Oggi si è svolto un incontro fondamentale per la protezione della costa alta salentina, come ha sottolineato il presidente della Provincia di Lecce, Fabio Tarantino. Durante l’incontro, sono stati presentati strumenti concreti che i territori possono utilizzare per affrontare le sfide legate alla tutela costiera.
La determina regionale approvata rappresenta il frutto di un intenso lavoro di confronto tra Regione Puglia, Province e Comuni costieri. Questo nuovo approccio conferisce un ruolo di coordinamento intermedio alle Province, che dovranno facilitare il dialogo tra la programmazione regionale e le esigenze locali.
“La Provincia di Lecce è pronta a svolgere pienamente questa funzione”, ha dichiarato Tarantino, rimarcando l’importanza di essere un ente vicino alle amministrazioni locali, soprattutto quelle più piccole. Gli interventi previsti si concentreranno sulla sicurezza e sulla salvaguardia di tratti di costa vulnerabili a dissesti e crolli.
In particolare, il presidente ha evidenziato che le risorse saranno allocate in base a criteri oggettivi, tenendo conto dell’antropizzazione e delle criticità già identificate. L’incontro ha anche permesso di approfondire la misura regionale ‘Mare Democratico’, che mira a migliorare l’accessibilità e la qualità delle spiagge, promuovendo il diritto di tutti di vivere il mare.

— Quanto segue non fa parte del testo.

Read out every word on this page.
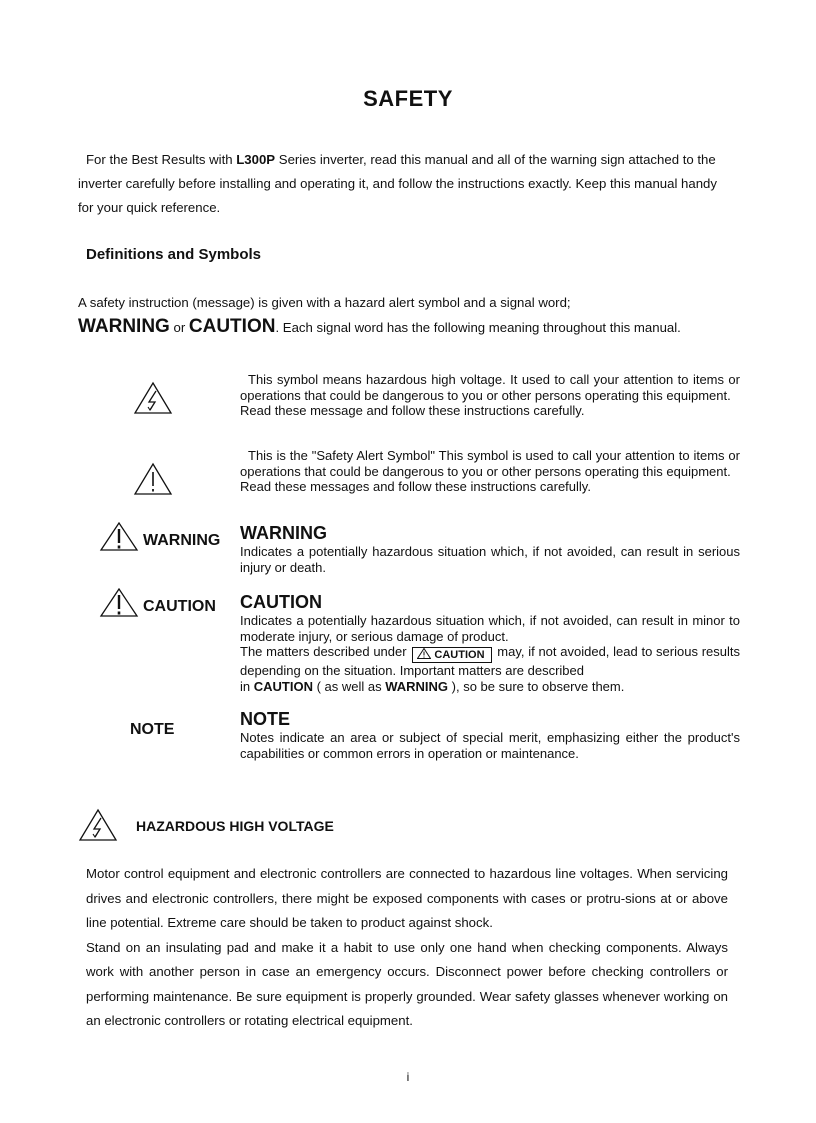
SAFETY
For the Best Results with L300P Series inverter, read this manual and all of the warning sign attached to the inverter carefully before installing and operating it, and follow the instructions exactly. Keep this manual handy for your quick reference.
Definitions and Symbols
A safety instruction (message) is given with a hazard alert symbol and a signal word;
WARNING or CAUTION. Each signal word has the following meaning throughout this manual.
This symbol means hazardous high voltage. It used to call your attention to items or operations that could be dangerous to you or other persons operating this equipment.
Read these message and follow these instructions carefully.
This is the "Safety Alert Symbol" This symbol is used to call your attention to items or operations that could be dangerous to you or other persons operating this equipment.
Read these messages and follow these instructions carefully.
WARNING WARNING
Indicates a potentially hazardous situation which, if not avoided, can result in serious injury or death.
CAUTION CAUTION
Indicates a potentially hazardous situation which, if not avoided, can result in minor to moderate injury, or serious damage of product.
The matters described under	CAUTION may, if not avoided, lead to serious results depending on the situation. Important matters are described
in CAUTION ( as well as WARNING ), so be sure to observe them.
NOTE
NOTE
Notes indicate an area or subject of special merit, emphasizing either the product's capabilities or common errors in operation or maintenance.
HAZARDOUS HIGH VOLTAGE
Motor control equipment and electronic controllers are connected to hazardous line voltages. When servicing drives and electronic controllers, there might be exposed components with cases or protru-sions at or above line potential. Extreme care should be taken to product against shock.
Stand on an insulating pad and make it a habit to use only one hand when checking components. Always work with another person in case an emergency occurs. Disconnect power before checking controllers or performing maintenance. Be sure equipment is properly grounded. Wear safety glasses whenever working on an electronic controllers or rotating electrical equipment.
i
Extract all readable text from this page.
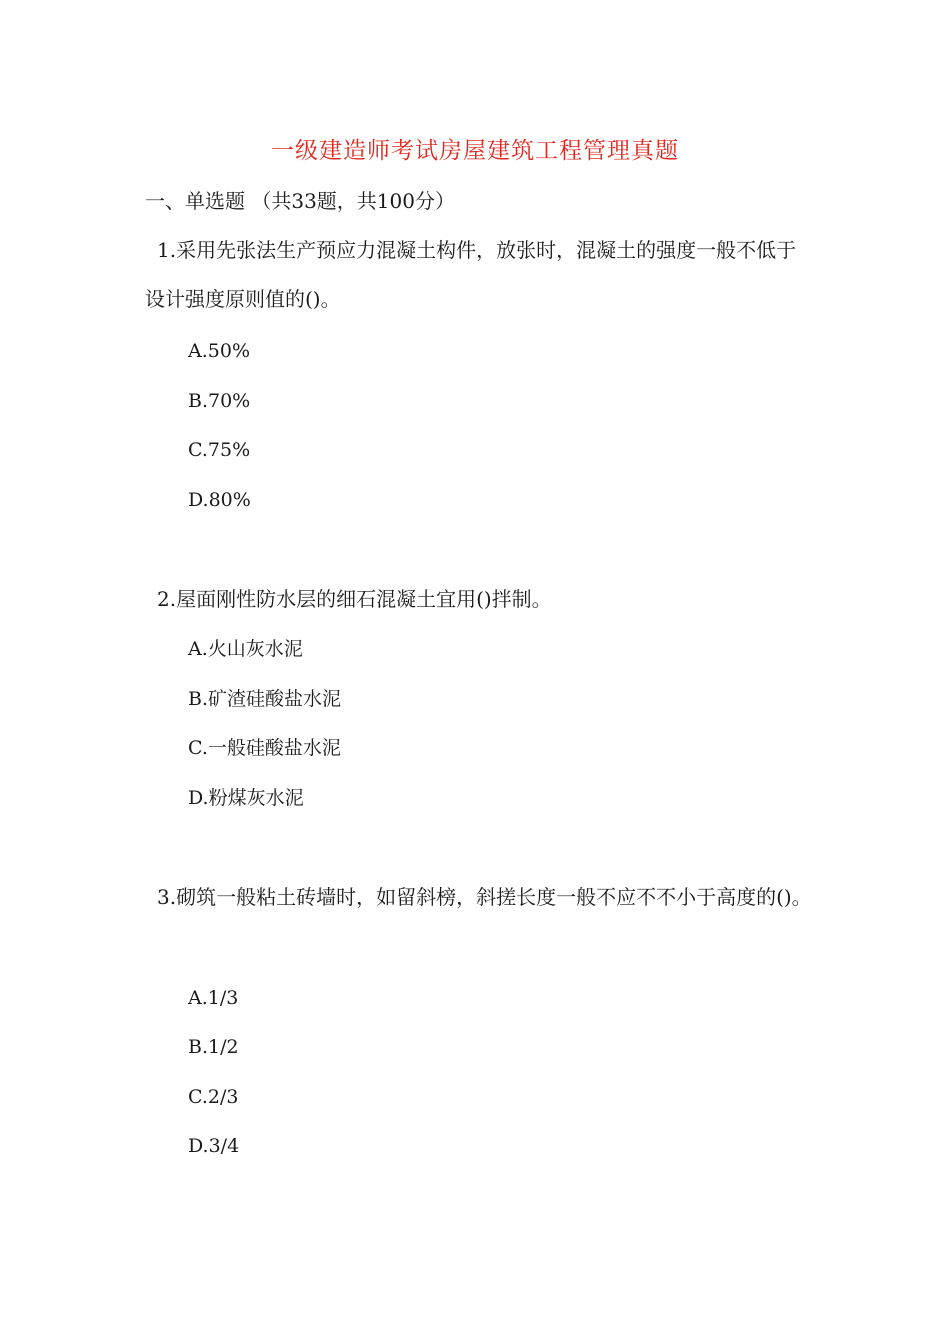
一级建造师考试房屋建筑工程管理真题
一、单选题 （共33题，共100分）
1.采用先张法生产预应力混凝土构件，放张时，混凝土的强度一般不低于设计强度原则值的()。
A.50%
B.70%
C.75%
D.80%
2.屋面刚性防水层的细石混凝土宜用()拌制。
A.火山灰水泥
B.矿渣硅酸盐水泥
C.一般硅酸盐水泥
D.粉煤灰水泥
3.砌筑一般粘土砖墙时，如留斜榜，斜搓长度一般不应不不小于高度的()。
A.1/3
B.1/2
C.2/3
D.3/4
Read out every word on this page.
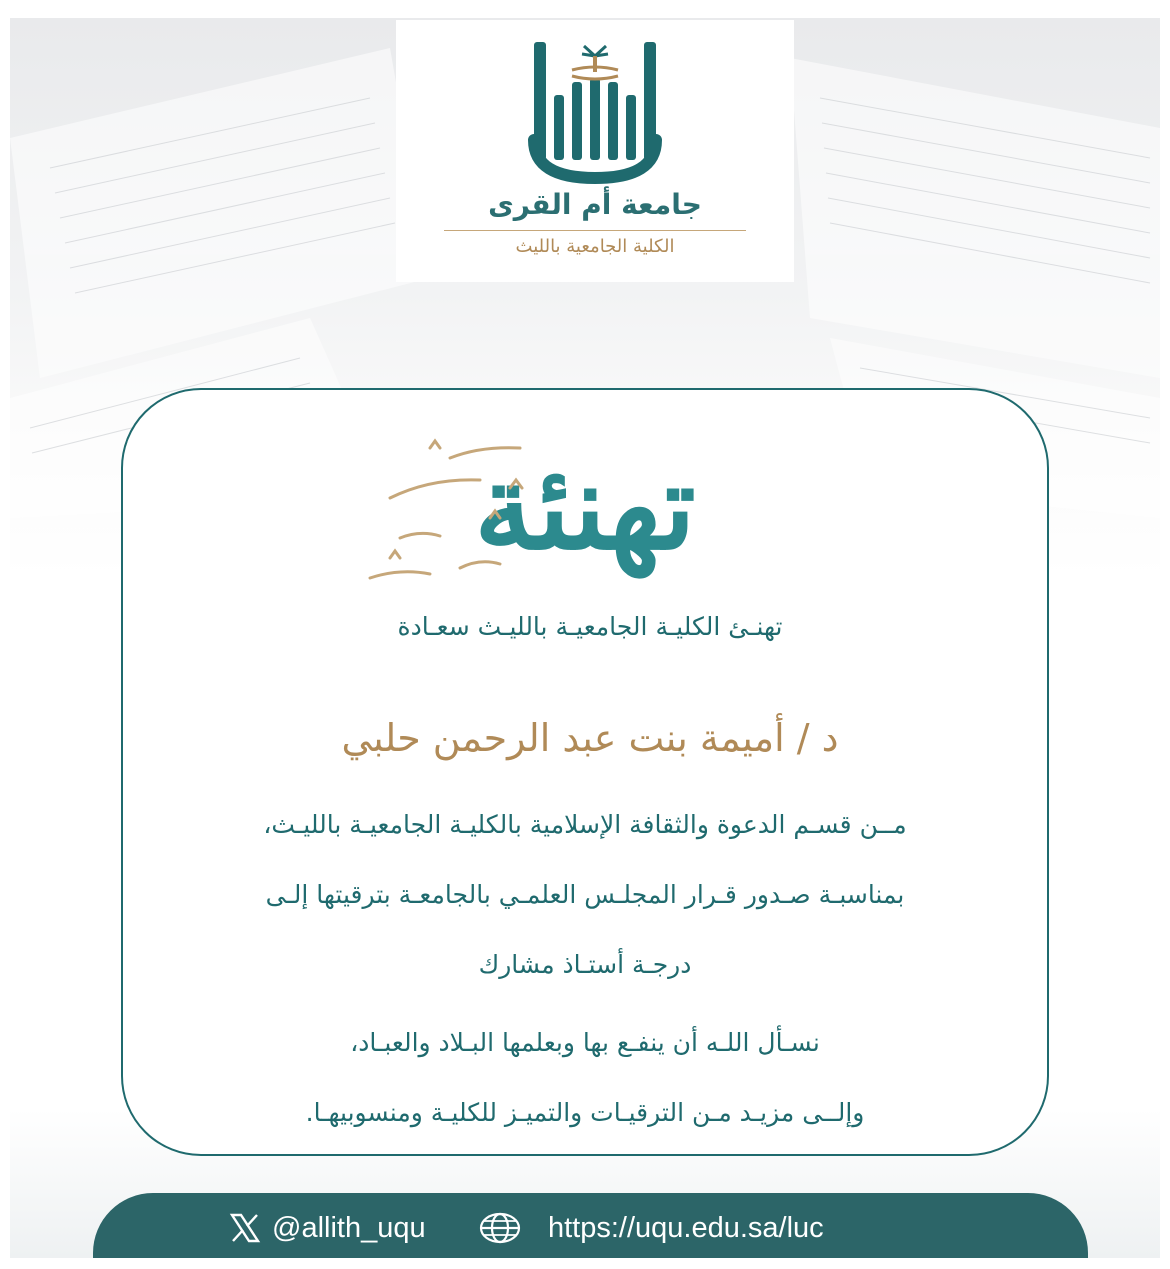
جامعة أم القرى
الكلية الجامعية بالليث
تهنئة
تهنـئ الكليـة الجامعيـة بالليـث سعـادة
د / أميمة بنت عبد الرحمن حلبي
مــن قسـم الدعوة والثقافة الإسلامية بالكليـة الجامعيـة بالليـث،
بمناسبـة صـدور قـرار المجلـس العلمـي بالجامعـة بترقيتها إلـى
درجـة أستـاذ مشارك
نسـأل اللـه أن ينفـع بها وبعلمها البـلاد والعبـاد،
وإلــى مزيـد مـن الترقيـات والتميـز للكليـة ومنسوبيهـا.
@allith_uqu	https://uqu.edu.sa/luc
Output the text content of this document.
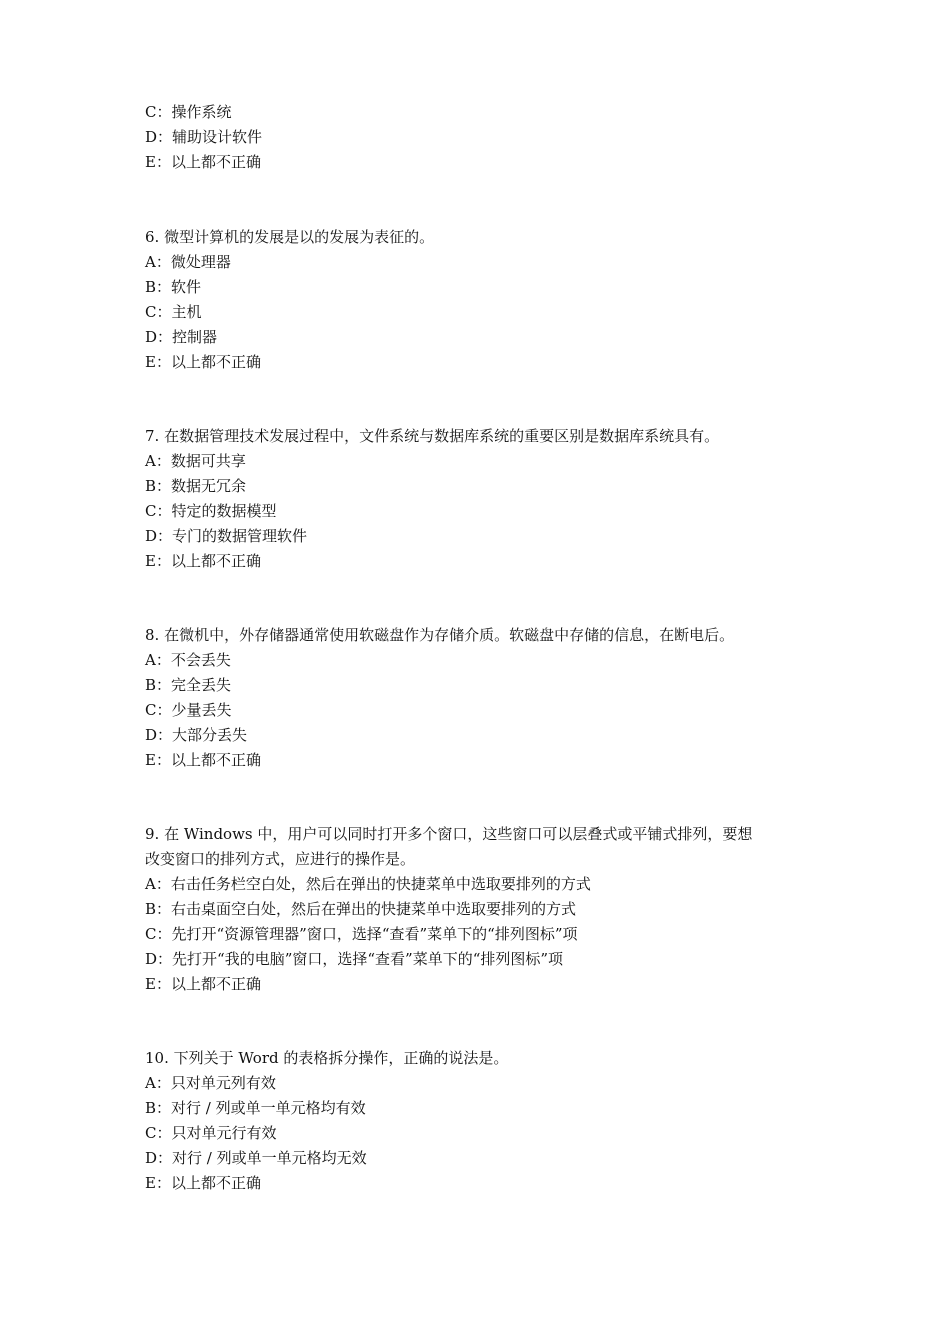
C：操作系统
D：辅助设计软件
E：以上都不正确
6. 微型计算机的发展是以的发展为表征的。
A：微处理器
B：软件
C：主机
D：控制器
E：以上都不正确
7. 在数据管理技术发展过程中，文件系统与数据库系统的重要区别是数据库系统具有。
A：数据可共享
B：数据无冗余
C：特定的数据模型
D：专门的数据管理软件
E：以上都不正确
8. 在微机中，外存储器通常使用软磁盘作为存储介质。软磁盘中存储的信息，在断电后。
A：不会丢失
B：完全丢失
C：少量丢失
D：大部分丢失
E：以上都不正确
9. 在 Windows 中，用户可以同时打开多个窗口，这些窗口可以层叠式或平铺式排列，要想
改变窗口的排列方式，应进行的操作是。
A：右击任务栏空白处，然后在弹出的快捷菜单中选取要排列的方式
B：右击桌面空白处，然后在弹出的快捷菜单中选取要排列的方式
C：先打开“资源管理器”窗口，选择“查看”菜单下的“排列图标”项
D：先打开“我的电脑”窗口，选择“查看”菜单下的“排列图标”项
E：以上都不正确
10. 下列关于 Word 的表格拆分操作，正确的说法是。
A：只对单元列有效
B：对行 / 列或单一单元格均有效
C：只对单元行有效
D：对行 / 列或单一单元格均无效
E：以上都不正确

“Quando istituzioni diverse collaborano, si costruiscono risposte più concrete e rapide. Questo è il metodo che vogliamo continuare a seguire”, ha concluso Tarantino.
Durante l’incontro, sono stati discussi anche i dettagli della Sub-Azione 2.6.1 del Programma Regionale Puglia FESR-FSE+ 2021–2027, finalizzata alla mitigazione del rischio da erosione costiera. Inoltre, sono stati illustrati gli avvisi pubblici regionali per il 2026, destinati a finanziare interventi sulle spiagge libere e accessibili.
Le domande per accedere ai fondi possono essere presentate dal 22 maggio al 19 giugno prossimo, con moduli scaricabili dal sito istituzionale della Provincia di Lecce.